Concept and real-world RL
Temporal Difference (TD) learning updates value estimates using the TD target \(r + \gamma V(s’)\): \(V(s) \leftarrow V(s) + \alpha [r + \gamma V(s’) - V(s)]\). Unlike Monte Carlo, TD does not need to wait for the episode to end; it bootstraps on the current estimate of \(V(s’)\). TD(0) often converges faster per sample and works in continuing tasks. In practice, TD is the basis for SARSA, Q-learning, and many deep RL algorithms (e.g. DQN uses a TD-like target). Blackjack lets you compare TD(0) and MC on the same policy and state space.
Illustration (TD convergence): TD(0) updates \(V(s)\) after every transition. The estimate for a given state often stabilizes faster than in MC because TD bootstraps. The chart below shows a typical trend: \(V(s)\) for one state over the first 20 episodes.
Exercise: Implement TD(0) prediction for the same blackjack policy. Compare the convergence speed and final value estimates with Monte Carlo. Use a step size \(\alpha=0.01\) and run for 10,000 episodes.
Professor’s hints
- Initialize \(V(s)=0\) for all states (or a default). For each transition \((s, a, r, s’)\), update \(V(s) \leftarrow V(s) + \alpha [r + \gamma V(s’) - V(s)]\).
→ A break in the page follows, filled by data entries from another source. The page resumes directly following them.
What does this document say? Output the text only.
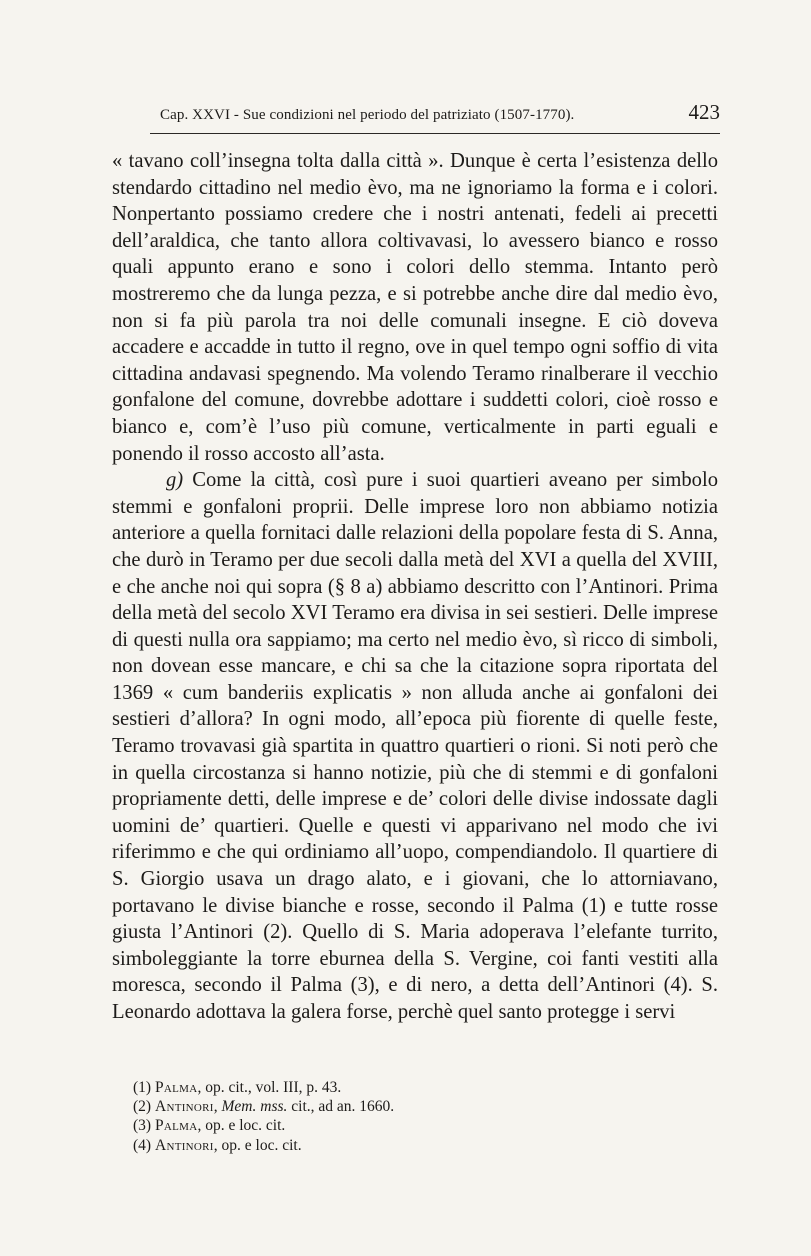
Cap. XXVI - Sue condizioni nel periodo del patriziato (1507-1770).	423

« tavano coll’insegna tolta dalla città ». Dunque è certa l’esistenza dello stendardo cittadino nel medio èvo, ma ne ignoriamo la forma e i colori. Nonpertanto possiamo credere che i nostri antenati, fedeli ai precetti dell’araldica, che tanto allora coltivavasi, lo avessero bianco e rosso quali appunto erano e sono i colori dello stemma. Intanto però mostreremo che da lunga pezza, e si potrebbe anche dire dal medio èvo, non si fa più parola tra noi delle comunali insegne. E ciò doveva accadere e accadde in tutto il regno, ove in quel tempo ogni soffio di vita cittadina andavasi spegnendo. Ma volendo Teramo rinalberare il vecchio gonfalone del comune, dovrebbe adottare i suddetti colori, cioè rosso e bianco e, com’è l’uso più comune, verticalmente in parti eguali e ponendo il rosso accosto all’asta.

g) Come la città, così pure i suoi quartieri aveano per simbolo stemmi e gonfaloni proprii. Delle imprese loro non abbiamo notizia anteriore a quella fornitaci dalle relazioni della popolare festa di S. Anna, che durò in Teramo per due secoli dalla metà del XVI a quella del XVIII, e che anche noi qui sopra (§ 8 a) abbiamo descritto con l’Antinori. Prima della metà del secolo XVI Teramo era divisa in sei sestieri. Delle imprese di questi nulla ora sappiamo; ma certo nel medio èvo, sì ricco di simboli, non dovean esse mancare, e chi sa che la citazione sopra riportata del 1369 « cum banderiis explicatis » non alluda anche ai gonfaloni dei sestieri d’allora? In ogni modo, all’epoca più fiorente di quelle feste, Teramo trovavasi già spartita in quattro quartieri o rioni. Si noti però che in quella circostanza si hanno notizie, più che di stemmi e di gonfaloni propriamente detti, delle imprese e de’ colori delle divise indossate dagli uomini de’ quartieri. Quelle e questi vi apparivano nel modo che ivi riferimmo e che qui ordiniamo all’uopo, compendiandolo. Il quartiere di S. Giorgio usava un drago alato, e i giovani, che lo attorniavano, portavano le divise bianche e rosse, secondo il Palma (1) e tutte rosse giusta l’Antinori (2). Quello di S. Maria adoperava l’elefante turrito, simboleggiante la torre eburnea della S. Vergine, coi fanti vestiti alla moresca, secondo il Palma (3), e di nero, a detta dell’Antinori (4). S. Leonardo adottava la galera forse, perchè quel santo protegge i servi

(1) Palma, op. cit., vol. III, p. 43.
(2) Antinori, Mem. mss. cit., ad an. 1660.
(3) Palma, op. e loc. cit.
(4) Antinori, op. e loc. cit.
Use the updated \(V\) for the next step (online update).
- You need to run episodes and, at each step, have \(s\), \(r\), \(s’\). The policy is fixed (stick on 20/21, else hit). Same blackjack env as Chapter 11.
- Comparison: run MC for 10k episodes and TD for 10k episodes. Plot \(V(s)\) for a few states over episodes (e.g. log scale or every N episodes). TD often stabilizes faster; final estimates may be slightly different because TD is biased (bootstrapping) while MC is unbiased.
Common pitfalls
- Step size: \(\alpha=0.01\) is small; values change slowly. If you use a large \(\alpha\), TD can be noisy or unstable. For tabular blackjack, 0.01–0.1 is typical.
- Comparing fairly: Use the same number of episodes (10k) for both. MC needs full episodes; TD updates every step. So TD makes many more updates per episode—keep that in mind when comparing “convergence speed.”
- Initial V(s’): For terminal \(s’\), \(V(s’)=0\) by definition. Do not update \(V\) for terminal states; use 0 when computing the target.
Worked solution (warm-up: TD(0) update in one line)
Warm-up: Write the TD(0) update in one line: given \(s, r, s’, V, \alpha, \gamma\), what is the new \(V(s)\)? Answer: \(V(s) \leftarrow V(s) + \alpha [r + \gamma V(s’) - V(s)]\). In Python: V[s] = V[s] + alpha * (r + gamma * V[s'] - V[s]). The TD error is \(\delta = r + \gamma V(s’) - V(s)\); we move \(V(s)\) in the direction of the error. Unlike MC, we don’t need the full return—we bootstrap on \(V(s’)\).
Extra practice
- Warm-up: Write the TD(0) update in one line of Python (pseudo-code): given \(s, r, s’, V, \alpha, \gamma\), what is the new \(V(s)\)?
- Coding: Implement TD(0) prediction for a fixed policy on a small tabular MDP (e.g. 4 states). Run for 1000 episodes and plot V(s) for one state over time.
- Challenge: Run TD(0) with \(\alpha \in \{0.001, 0.01, 0.1\}\) for 10k episodes. Plot the learning curve (e.g. mean absolute error from a reference \(V\) if you have one, or \(V\) for one state over time). Which \(\alpha\) converges fastest? Which is most stable?